The contribution of genotype to the observed phenotypes was calculated by estimating the broad-sense heritability (H², also called repeatability [53]):

$${H}^{2}=\frac{Var(G)}{Var(T)}$$

(14)

\(Var(G)\) is the variance of the genotype and \(Var(T)\) is the total variance. The H² scores were calculated for the CQs of Zn, K, Ca, and Ni for the petiole, leaf margin, leaf interveinal tissue and leaf vasculature substructures (in total 16 traits). For comparison, H² was also calculated for plant size and the mean plant concentration of the four metals. Variance components were estimated using mixed models of the following form:

$$P=G+ \varepsilon$$

(15)

where both G (genotype) and \(\varepsilon\) (error) are random terms in the mixed model. A mixed model is fit so that the n accessions are represented by a vector β of size n that estimates the observed numerical phenotypes of the replicates as closely as possible. The difference between this estimation and the actual observed numerical phenotype results in the error term \(\varepsilon .\) \(Var(G)\) is the variance of β. \(Var(T)\) is the sum of \(Var(e)\) and \(Var(G)\).

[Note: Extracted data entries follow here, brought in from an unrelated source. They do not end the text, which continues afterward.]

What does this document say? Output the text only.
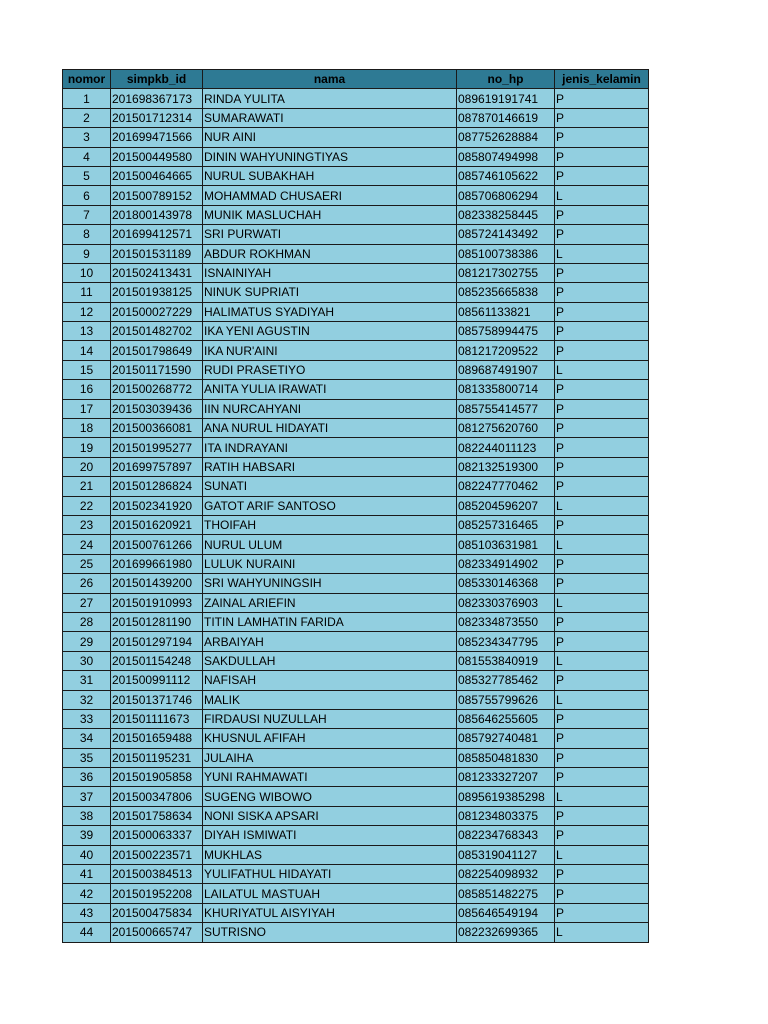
nomor	simpkb_id	nama	no_hp	jenis_kelamin
1	201698367173	RINDA YULITA	089619191741	P
2	201501712314	SUMARAWATI	087870146619	P
3	201699471566	NUR AINI	087752628884	P
4	201500449580	DININ WAHYUNINGTIYAS	085807494998	P
5	201500464665	NURUL SUBAKHAH	085746105622	P
6	201500789152	MOHAMMAD CHUSAERI	085706806294	L
7	201800143978	MUNIK MASLUCHAH	082338258445	P
8	201699412571	SRI PURWATI	085724143492	P
9	201501531189	ABDUR ROKHMAN	085100738386	L
10	201502413431	ISNAINIYAH	081217302755	P
11	201501938125	NINUK SUPRIATI	085235665838	P
12	201500027229	HALIMATUS SYADIYAH	08561133821	P
13	201501482702	IKA YENI AGUSTIN	085758994475	P
14	201501798649	IKA NUR'AINI	081217209522	P
15	201501171590	RUDI PRASETIYO	089687491907	L
16	201500268772	ANITA YULIA IRAWATI	081335800714	P
17	201503039436	IIN NURCAHYANI	085755414577	P
18	201500366081	ANA NURUL HIDAYATI	081275620760	P
19	201501995277	ITA INDRAYANI	082244011123	P
20	201699757897	RATIH HABSARI	082132519300	P
21	201501286824	SUNATI	082247770462	P
22	201502341920	GATOT ARIF SANTOSO	085204596207	L
23	201501620921	THOIFAH	085257316465	P
24	201500761266	NURUL ULUM	085103631981	L
25	201699661980	LULUK NURAINI	082334914902	P
26	201501439200	SRI WAHYUNINGSIH	085330146368	P
27	201501910993	ZAINAL ARIEFIN	082330376903	L
28	201501281190	TITIN LAMHATIN FARIDA	082334873550	P
29	201501297194	ARBAIYAH	085234347795	P
30	201501154248	SAKDULLAH	081553840919	L
31	201500991112	NAFISAH	085327785462	P
32	201501371746	MALIK	085755799626	L
33	201501111673	FIRDAUSI NUZULLAH	085646255605	P
34	201501659488	KHUSNUL AFIFAH	085792740481	P
35	201501195231	JULAIHA	085850481830	P
36	201501905858	YUNI RAHMAWATI	081233327207	P
37	201500347806	SUGENG WIBOWO	0895619385298	L
38	201501758634	NONI SISKA APSARI	081234803375	P
39	201500063337	DIYAH ISMIWATI	082234768343	P
40	201500223571	MUKHLAS	085319041127	L
41	201500384513	YULIFATHUL HIDAYATI	082254098932	P
42	201501952208	LAILATUL MASTUAH	085851482275	P
43	201500475834	KHURIYATUL AISYIYAH	085646549194	P
44	201500665747	SUTRISNO	082232699365	L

$$Var\left(T\right)=Var\left(G\right)+Var(\varepsilon )$$

(16)

All models were checked for assumptions of normality and equal variance. Assumptions hold for all models except those in which the CQ of a random substructure was used as phenotype (see “random substructures” below). In these cases, there is some correlation between fitted model values and model residuals. The variance components were estimated by the VarCorr function from the lme4 package in R statistical software. Total variance was calculated as the sum of the \(Genotype\) and \(\varepsilon\) variance.

All reported correlation coefficients (r) were calculated using Pearson’s correlation coefficient. Code is available at https://github.com/LucasYEAST/noccaea.

Sensitivity analysis on the effect of the sample thickness

The thickness of the imaged rosette leaves is not constant. To assess the impact of sample thickness on the accuracy of metal concentration calculations, seventeen leaves of N. caerulescens were used to cut 6-mm diameter discs from, that were dried in the oven for 48 h at 60 °C. The disc leaves were measured using a portable XRF instrument (Thermo Fisher Scientific Niton XL3t 950 GOLDD+) on top of a sheet of paper, a 2-mm thick titanium (99.995% pure) plate, and a 2-mm thick molybdenum (99.995% pure) plate [49], followed by acid digestion for ICP-AES analysis. The spectra of the disc leaves were processed using the GeoPIXE software (http://nmp.csiro.au/GeoPIXE.html), and the modelled thickness parameter was adjusted to vary from 200 µm to 800 µm with an increment of 100 µm. The concentrations determined by ICP-AES analysis were used as a comparison with concentrations calculated based on GeoPIXE analysis.